Slowly, sedately, and with an indescribable majesty of movement, the dark Figure glided on before me, and I, a trembling little creature, followed it, I knew not whither. There was no obstacle in our course,—doors, walls and windows seemed to melt asunder into nothingness as we passed—and there was no stop to our onward progress till suddenly I saw before me a steep and narrow spiral stairway of stone winding up into the very centre of a rocky pinnacle, which in its turn lifted its topmost peak into the darkness of a night sky sprinkled with millions of stars. The sombre Figure paused: and again I felt the search-light of its invisible eyes burning through me. Then, as though satisfied with its brief survey, it began to ascend the spiral stair.
I followed step by step,—the way was long and difficult—the sharp turns dizzying to the senses, and there seemed no end to the upward winding. Sometimes I stumbled and nearly fell—sometimes I groped on hands and knees, always seeing before me the black-draped Form that moved on with such apparently little care as to whether or no I fared ill or well in my obedience to its summons.
And now, as I climbed, all sorts of strange memories began to creep into the crannies of my brain and perplex me with trouble and uncertainty. Chiefly did my mind dwell on cruelties—the cruelties practised by human beings to one another,—moral cruelties especially, they being so much worse than any physical torture. I thought of the world’s wicked misjudgments passed on those who are greater in spirit than itself,—how, even when we endeavour to do good to others, our kindest actions are often represented as merely so many forms of self-interest and self-seeking,—how our supposed ‘best’ friends often wrong us and listen credulously to enviously invented tales against us,—how even in Love—ah!-Love!—that most etherial yet most powerful of passions!—a rough word, an unmerited slight, may separate for a lifetime those whose love would otherwise have been perfect. And still I climbed, and still I thought, and still the dark Phantom-Figure beckoned me on and on.

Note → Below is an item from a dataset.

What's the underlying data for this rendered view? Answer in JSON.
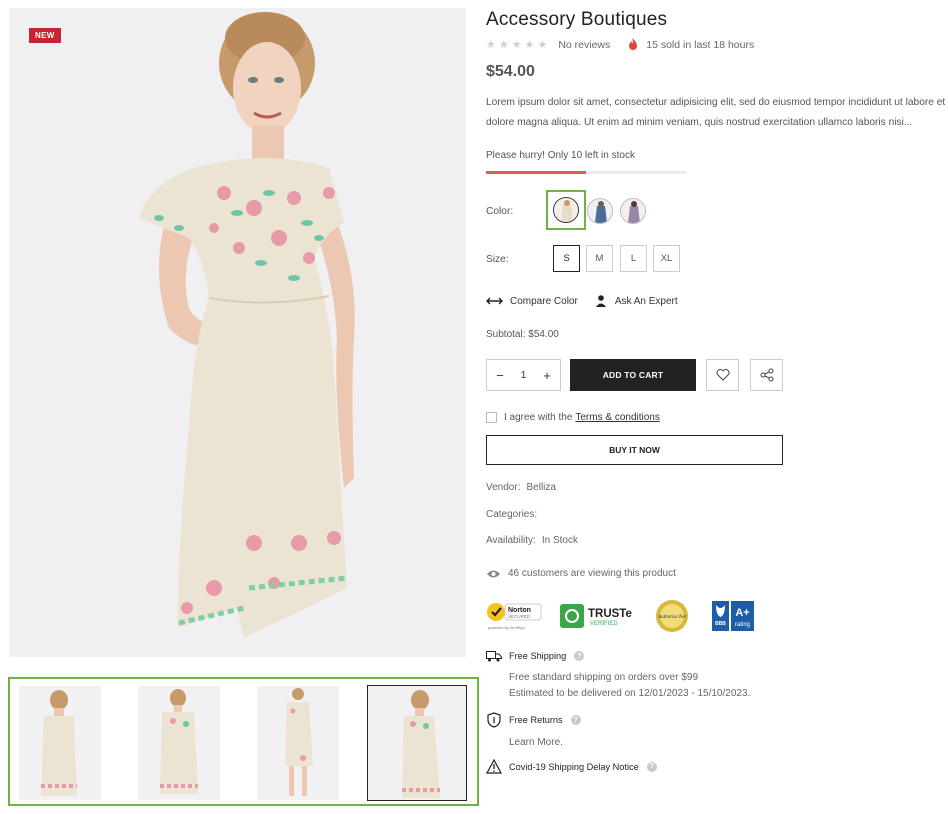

And then I began to consider that in climbing to some unknown, unseen height in deep darkness I was, after all, doing a wiser thing than living in the world with the ways of the world,—ways that are for the most part purely hypocritical, and are practised merely to overreach and out-do one’s fellow-men and women—ways of fashion, ways of society, ways of government which are merely temporary, while Nature, the invincible and eternal, moves on her appointed course with the same inborn intuition, namely, to destroy that which is evil and preserve only that which is good. And Man, the sole maker of evil, the only opposer of Divine Order, fools himself into the belief that his evil shall prosper and his falsehood be accepted as truth, if he can only sham a sufficient show of religious faith to deceive himself and others on the ascending plane of History. He who has invented Sin has likewise invented a God to pardon it, for there is no sin in the natural Universe. The Divine Law cannot pardon, for it is inviolate and bears no trespass without punishment.